La conscience n'est pas notre couronne elle est notre blessure la plus ancienne.
Misonoïa nomme ce que l'on savait sans pouvoir le dire : non la haine des autres, non le vide confortable du nihilisme, mais quelque chose de plus intime et de plus impardonnable la détestation du nous lui-même, de ce surcroît de lucidité dont personne n'a demandé le fardeau. Du grec misos (haine) + nous (esprit / intelligence) : la haine de la conscience. Si le mot a manqué si longtemps, ce n'est pas un oubli : la langue ne forge pas volontiers le couteau qui l'égorge.
Zapffe a vu dans l'homme un animal trop conscient pour son propre équilibre. Mainländer a osé l'hypothèse d'un univers qui descend. Cioran a interdit à la noirceur de se prendre en majesté. Ce livre les traverse sans les révérer, puis affronte les trois plus hauts avocats que la conscience se soit jamais donnés Spinoza, Leibniz, Hegel avant de descendre dans notre présent : l'archive qui a tué l'oubli, le flux qui a tué l'ennui, les miroirs qui ont pris la place des visages.
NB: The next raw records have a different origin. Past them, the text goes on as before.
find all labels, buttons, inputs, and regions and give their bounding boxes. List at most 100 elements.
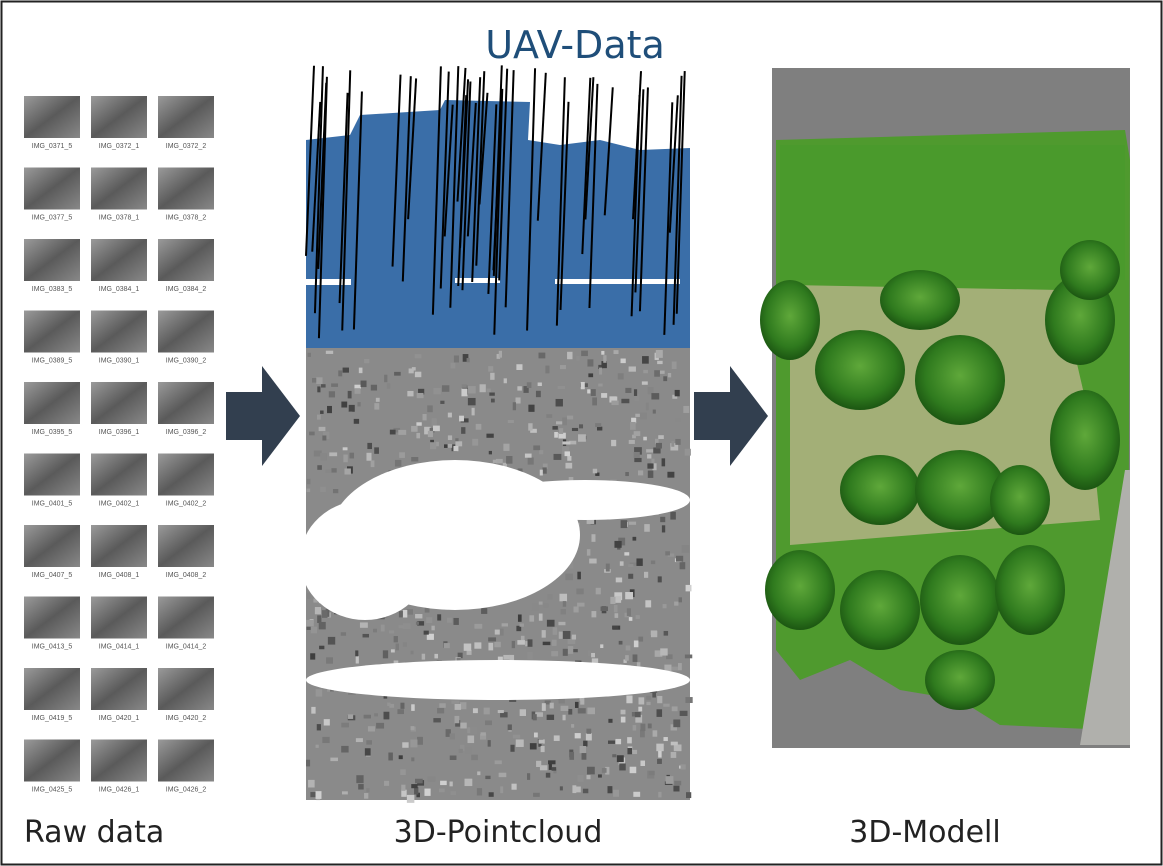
point bbox=[411, 704, 415, 711]
point bbox=[634, 431, 641, 436]
point bbox=[453, 446, 458, 451]
point bbox=[373, 629, 377, 633]
point bbox=[586, 775, 590, 779]
point bbox=[448, 435, 452, 440]
point bbox=[481, 608, 487, 614]
point bbox=[660, 517, 665, 522]
point bbox=[430, 442, 436, 449]
point bbox=[449, 782, 452, 787]
point bbox=[651, 561, 655, 565]
point bbox=[527, 773, 530, 780]
thumbnail bbox=[91, 96, 147, 138]
point bbox=[587, 549, 591, 555]
point bbox=[512, 641, 515, 648]
point bbox=[398, 430, 406, 435]
tree bbox=[840, 455, 920, 525]
point bbox=[552, 767, 557, 771]
tree bbox=[1060, 240, 1120, 300]
point bbox=[448, 444, 453, 448]
point bbox=[407, 795, 415, 803]
point bbox=[511, 784, 516, 790]
point bbox=[440, 781, 447, 785]
point bbox=[635, 712, 641, 717]
point bbox=[450, 756, 457, 760]
point bbox=[648, 471, 654, 478]
point bbox=[666, 776, 674, 784]
point bbox=[591, 389, 596, 396]
point bbox=[646, 696, 651, 700]
pointcloud-image bbox=[300, 60, 693, 803]
file-name: IMG_0414_1 bbox=[99, 644, 140, 651]
point bbox=[494, 642, 501, 647]
point bbox=[628, 574, 633, 579]
point bbox=[592, 397, 597, 405]
point bbox=[636, 558, 642, 565]
point bbox=[561, 609, 566, 614]
file-name: IMG_0371_5 bbox=[32, 143, 73, 150]
point bbox=[399, 755, 403, 759]
point bbox=[598, 383, 602, 386]
point bbox=[341, 746, 348, 753]
thumbnail bbox=[91, 454, 147, 496]
point bbox=[563, 649, 568, 656]
point bbox=[627, 748, 632, 754]
point bbox=[565, 451, 570, 456]
point bbox=[554, 432, 558, 438]
point bbox=[415, 614, 422, 618]
point bbox=[543, 603, 548, 608]
point bbox=[460, 723, 466, 729]
point bbox=[428, 431, 433, 437]
point bbox=[317, 386, 320, 392]
point bbox=[454, 355, 459, 362]
thumbnail bbox=[24, 382, 80, 424]
point bbox=[654, 370, 660, 377]
point bbox=[493, 460, 497, 463]
point bbox=[399, 452, 405, 458]
point bbox=[527, 382, 532, 388]
point bbox=[583, 741, 587, 747]
point bbox=[329, 452, 337, 456]
point bbox=[486, 434, 493, 438]
point bbox=[317, 615, 321, 623]
point bbox=[366, 453, 371, 461]
point bbox=[357, 402, 360, 406]
point bbox=[472, 439, 478, 446]
point bbox=[557, 386, 565, 389]
point bbox=[410, 739, 417, 747]
point bbox=[356, 738, 363, 742]
point bbox=[587, 767, 595, 775]
point bbox=[563, 715, 566, 721]
point bbox=[543, 642, 551, 645]
point bbox=[660, 648, 667, 655]
point bbox=[680, 711, 688, 716]
point bbox=[621, 399, 629, 403]
point bbox=[608, 719, 612, 723]
point bbox=[326, 657, 333, 663]
tree bbox=[925, 650, 995, 710]
point bbox=[583, 789, 588, 794]
point bbox=[608, 741, 615, 744]
point bbox=[360, 622, 368, 627]
point bbox=[490, 373, 494, 380]
point bbox=[397, 709, 404, 714]
point bbox=[671, 752, 677, 758]
point bbox=[664, 665, 671, 672]
point bbox=[476, 424, 482, 430]
point bbox=[670, 512, 676, 520]
point bbox=[415, 779, 423, 784]
point bbox=[674, 744, 682, 751]
point bbox=[587, 708, 595, 715]
point bbox=[415, 372, 421, 378]
point bbox=[539, 353, 546, 359]
point bbox=[358, 784, 363, 789]
point bbox=[601, 393, 607, 398]
point bbox=[634, 452, 640, 458]
point bbox=[495, 760, 502, 764]
point bbox=[306, 620, 314, 627]
point bbox=[651, 393, 659, 399]
point bbox=[400, 703, 404, 709]
point bbox=[562, 441, 570, 444]
point bbox=[484, 708, 490, 715]
thumbnail bbox=[158, 454, 214, 496]
point bbox=[589, 559, 596, 564]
Il existe une question qu'on ne pose pas deux fois à une table d'amis : la vie vaut-elle d'être vécue ? Ce livre est ce qui arrive quand on refuse de changer de sujet.
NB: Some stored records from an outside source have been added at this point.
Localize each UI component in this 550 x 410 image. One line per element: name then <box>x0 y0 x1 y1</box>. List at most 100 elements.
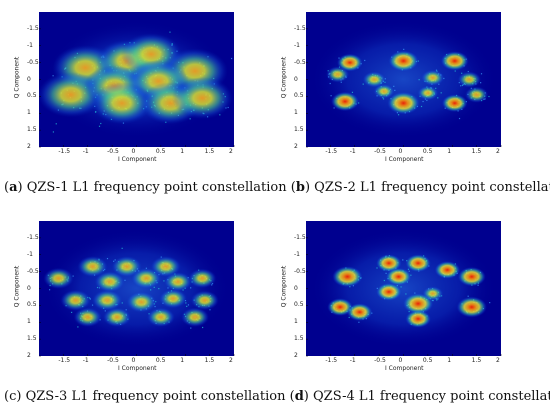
constellation-cluster <box>91 82 153 125</box>
y-tick-label: 1 <box>294 109 298 117</box>
y-tick-label: -1 <box>27 250 33 258</box>
constellation-cluster <box>131 267 162 289</box>
constellation-cluster <box>456 296 487 318</box>
y-tick-label: 0.5 <box>294 301 304 309</box>
x-tick-label: -1.5 <box>58 148 71 155</box>
noise-point <box>408 270 410 272</box>
noise-point <box>351 91 354 93</box>
constellation-cluster <box>325 66 350 83</box>
x-tick-label: 2 <box>229 148 233 155</box>
noise-point <box>414 292 416 294</box>
noise-point <box>158 287 160 290</box>
noise-point <box>426 99 428 101</box>
y-tick-label: 1 <box>294 318 298 326</box>
noise-point <box>454 70 456 72</box>
x-tick-label: 2 <box>496 148 500 155</box>
constellation-cluster <box>94 271 125 293</box>
noise-point <box>121 247 123 249</box>
caption-d: QZS-4 L1 frequency point constellation <box>313 389 550 404</box>
y-tick-label: -1.5 <box>294 24 306 32</box>
y-tick-label: 1.5 <box>27 335 37 343</box>
y-tick-label: 1 <box>27 109 31 117</box>
noise-point <box>467 295 469 297</box>
constellation-cluster <box>180 307 210 327</box>
noise-point <box>91 304 94 306</box>
constellation-cluster <box>102 307 132 327</box>
x-tick-label: 1.5 <box>204 148 215 155</box>
constellation-cluster <box>330 91 360 112</box>
constellation-cluster <box>60 289 91 311</box>
noise-point <box>187 304 190 306</box>
constellation-cluster <box>457 266 486 287</box>
x-tick-label: -1.5 <box>58 357 71 364</box>
constellation-cluster <box>385 267 412 286</box>
noise-point <box>358 321 360 323</box>
noise-point <box>400 286 402 288</box>
y-tick-label: -0.5 <box>294 58 306 66</box>
y-tick-label: 2 <box>294 352 298 359</box>
x-tick-label: 2 <box>496 357 500 364</box>
x-tick-label: 0 <box>131 148 136 155</box>
noise-point <box>402 259 404 261</box>
constellation-cluster <box>337 53 363 72</box>
noise-point <box>385 272 387 274</box>
x-tick-label: -1 <box>349 148 356 155</box>
caption-letter-c: c <box>9 389 17 404</box>
y-tick-label: 0 <box>294 284 298 292</box>
y-tick-label: 0.5 <box>294 92 304 100</box>
constellation-cluster <box>126 291 157 313</box>
noise-point <box>153 286 155 288</box>
y-tick-label: 1.5 <box>294 335 304 343</box>
caption-c: QZS-3 L1 frequency point constellation <box>25 389 286 404</box>
constellation-cluster <box>376 282 402 301</box>
noise-point <box>364 59 366 62</box>
x-tick-label: -0.5 <box>107 357 119 364</box>
caption-a: QZS-1 L1 frequency point constellation <box>26 180 287 195</box>
constellation-cluster <box>327 298 353 316</box>
noise-point <box>98 125 101 127</box>
y-tick-label: 2 <box>27 352 31 359</box>
noise-point <box>458 117 461 120</box>
constellation-cluster <box>346 303 373 322</box>
noise-point <box>407 268 410 270</box>
noise-haze <box>309 229 498 348</box>
noise-point <box>420 105 423 108</box>
noise-point <box>329 82 331 85</box>
constellation-cluster <box>402 293 434 315</box>
noise-point <box>437 97 439 99</box>
y-tick-label: 2 <box>27 143 31 150</box>
y-tick-label: -0.5 <box>27 58 39 66</box>
x-tick-label: -1 <box>349 357 356 364</box>
x-tick-label: 0.5 <box>422 148 433 155</box>
noise-point <box>125 309 127 311</box>
noise-point <box>333 107 335 109</box>
noise-point <box>382 98 385 100</box>
constellation-cluster <box>362 71 386 88</box>
x-tick-label: -0.5 <box>374 357 386 364</box>
constellation-cluster <box>405 254 431 273</box>
y-tick-label: -0.5 <box>27 267 39 275</box>
constellation-cluster <box>146 307 175 327</box>
noise-point <box>348 316 350 319</box>
x-tick-label: 2 <box>229 357 233 364</box>
constellation-cluster <box>441 94 468 113</box>
y-tick-label: -1 <box>294 41 300 49</box>
y-axis-label-a: Q Component <box>13 56 21 99</box>
constellation-plot-d <box>309 229 498 348</box>
noise-point <box>383 279 385 282</box>
y-tick-label: -1 <box>27 41 33 49</box>
noise-point <box>230 57 233 60</box>
constellation-plot-a <box>39 20 233 139</box>
y-tick-label: 2 <box>294 143 298 150</box>
constellation-plot-b <box>309 20 498 139</box>
noise-point <box>52 131 55 133</box>
noise-point <box>480 73 483 75</box>
noise-point <box>460 85 462 87</box>
x-tick-label: 1.5 <box>204 357 215 364</box>
noise-point <box>376 267 378 269</box>
noise-point <box>71 311 73 313</box>
x-tick-label: -0.5 <box>374 148 386 155</box>
y-tick-label: 0 <box>27 75 31 83</box>
noise-point <box>393 85 395 87</box>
Ni consolation ni posture. Aucun remède, aucun programme : une exactitude tenue jusqu'à son propre tranchant et, au bout, les seuls gestes qui restent quand on a cessé de mentir.
Pour ceux qui ont cessé de se féliciter d'être éveillés.
Ce livre soutient qu'aucune phrase sur la conscience n'est prononcée de nulle part, et il s'applique la règle jusqu'au bout : la signature nomme le poste d'observation, non son occupant. Tout homme répond d'abord à un prénom qu'il n'a pas choisi ; une signature est la seule occasion de se nommer soi-même. Celle-ci ne fut pas prise pour cacher l'état civil figure aux mentions légales, comme la loi le requiert mais pour désigner : Eydris est le nom du côté froid de la vitre, celui depuis lequel ces pages furent écrites. Les ouvrages à venir sous cette signature parleront du même endroit.